Gambling and vices like smoking, drinking, and gambling have been a stable source of income for the United States for decades. Not only through traditional methods like alcohol and tobacco taxes, but also via casino gambling, sports betting, iGaming, and more recently, cannabis. While some states still cling to archaic laws, many have embraced the times and legalized these activities, raking in boatloads of annual revenue.
For instance, nearly 40 states have hopped on the sports betting bandwagon, thanks to a 2018 Supreme Court decision that scrapped PASPA, the Professional and Amateur Sports Protection Act. The legalization of marijuana across the nation has also picked up speed, with more than two dozen states already on board.
These so-called "sin taxes" play a crucial role in padding state budgets. But don't count on them to remain static. Moody's Investors Service recently highlighted the evolving nature of these taxes and their correlation with consumer preferences.
Back in the day, tobacco, alcohol, and casino gambling taxes were the biggest money makers.

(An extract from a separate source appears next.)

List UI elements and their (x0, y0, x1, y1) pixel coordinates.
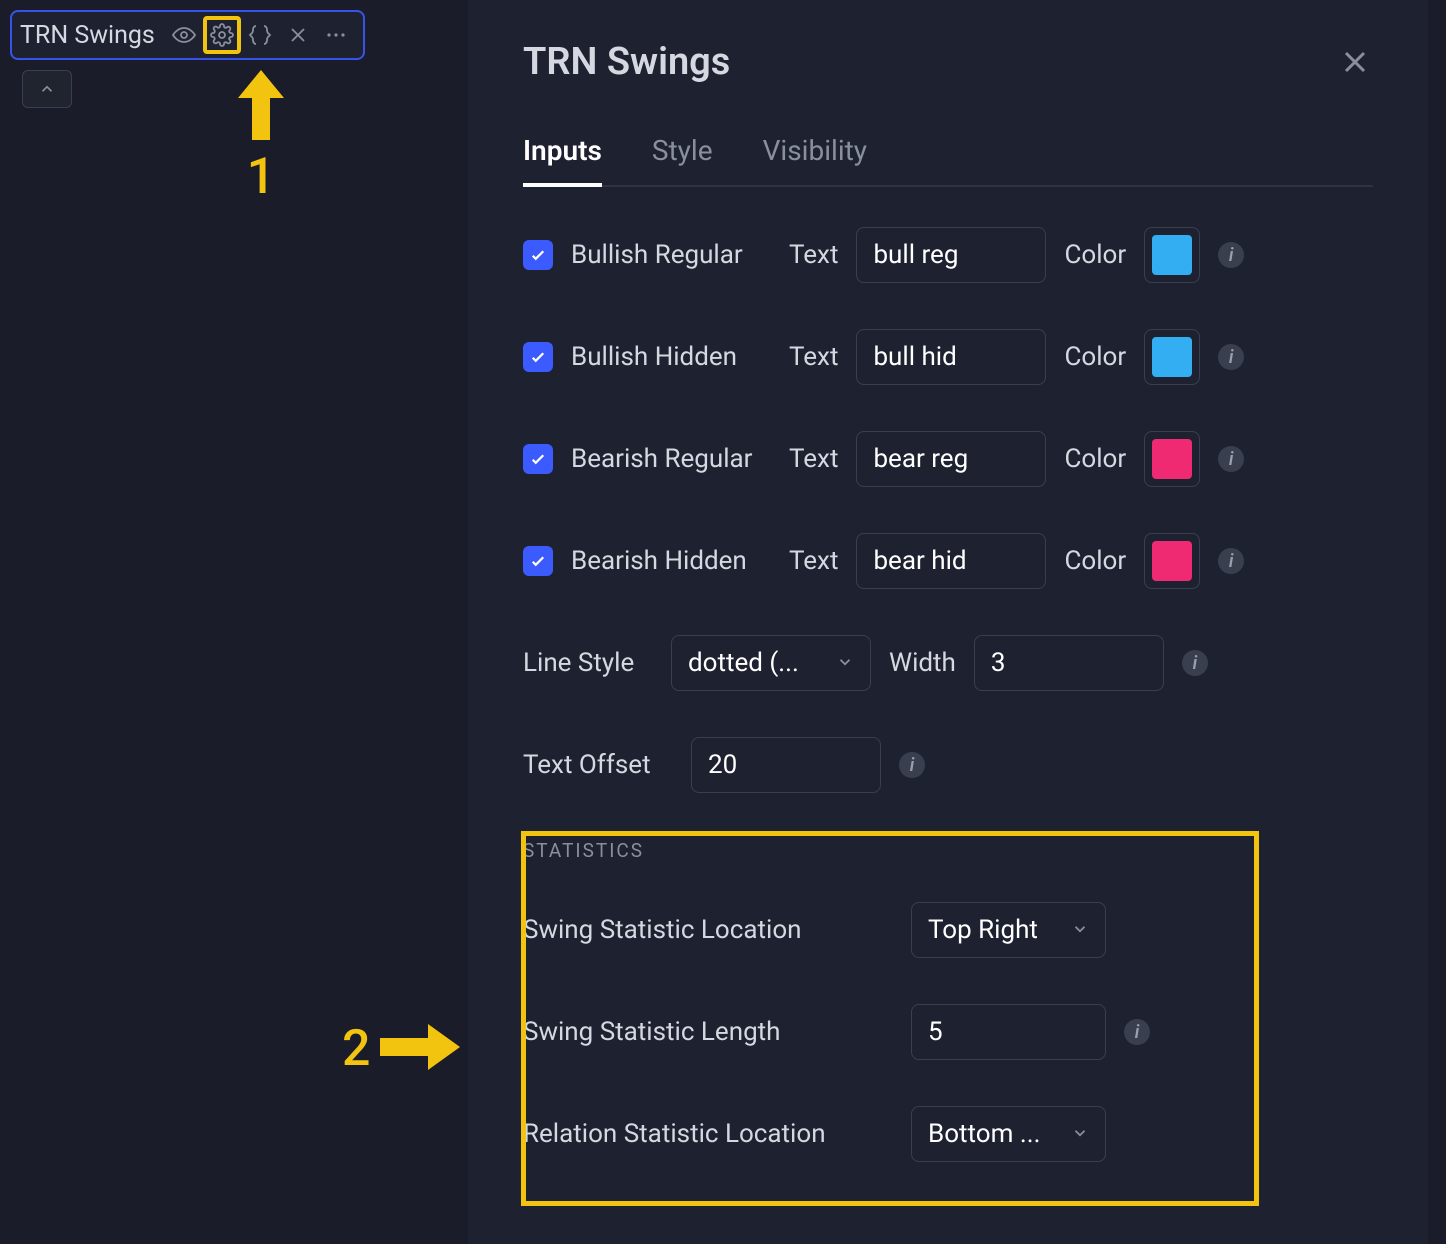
row-swing-stat-length: Swing Statistic Length i (523, 1004, 1373, 1060)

But as consumer tastes evolve, states have been forced to adjust their tax strategies. The legalization and taxation of sports betting is a prime example of this transition, particularly in the post-PASPA era.
"As shifting consumer preferences impact the tobacco and alcohol markets, the amount of tax revenue governments can generate will continue to fluctuate," Moody's explained.
Sports Betting: A Gold Mine for State Treasuries
Moody's pointed out that some states impose hefty taxes on the gross gambling revenue of licensed sports betting operators. New York, a major player in the sports betting market, for example, demands a whopping 51% of online sportsbook revenues. Pennsylvania follows close behind with a 36% levy, while Michigan keeps it relatively low with a 9.65% tax on online sportsbooks.
Yet, Moody's acknowledged that some states allow betting operators to shave off costs like promotions from their taxable income.
Moody's also touched upon the burgeoning popularization of mobile betting on sports. The company believes that operators have identified the potential in this expansion, which is driving their continuous investment in mobile gaming technology.
[1] Moody's does not specify a source for New York's sports betting tax rate, but it can be found in various reported sources, such as the New York State Gaming Commission's regulations and guidelines pertaining to mobile sports betting licenses.
[2] The Pennsylvania Gaming Control Board provides detailed information about sports betting tax rates and revenue for both online and retail sportsbooks.
[3] The Michigan Gaming Control Board's website provides comprehensive information about sports betting taxes, including specific tax rates for online and retail sportsbooks, as well as additional taxes for the city of Detroit.
[4] The combined US sports betting revenue exceeded $40 billion from handle over $500 billion was sourced from a 2020 American Gaming Association report titled "2020 U.S. Commercial Gaming Revenue." The report provides a comprehensive analysis of the US sports betting industry, including revenue trends, market growth, and regulatory developments.
- Moody's Investors Service has noted that some states impose high taxes on the gross gambling revenue of licensed sports betting operators, such as New York with its 51% tax on online sportsbook revenues.
- In addition, Moody's has observed that operators have been investing heavily in mobile gaming technology, driven by the growing popularity of mobile betting on sports.
- Furthermore, the legalization and taxation of sports betting has been shown to generate significant revenue for state treasuries, with the combined US sports betting revenue exceeding $40 billion from a handle over $500 billion, as reported by the American Gaming Association in 2020.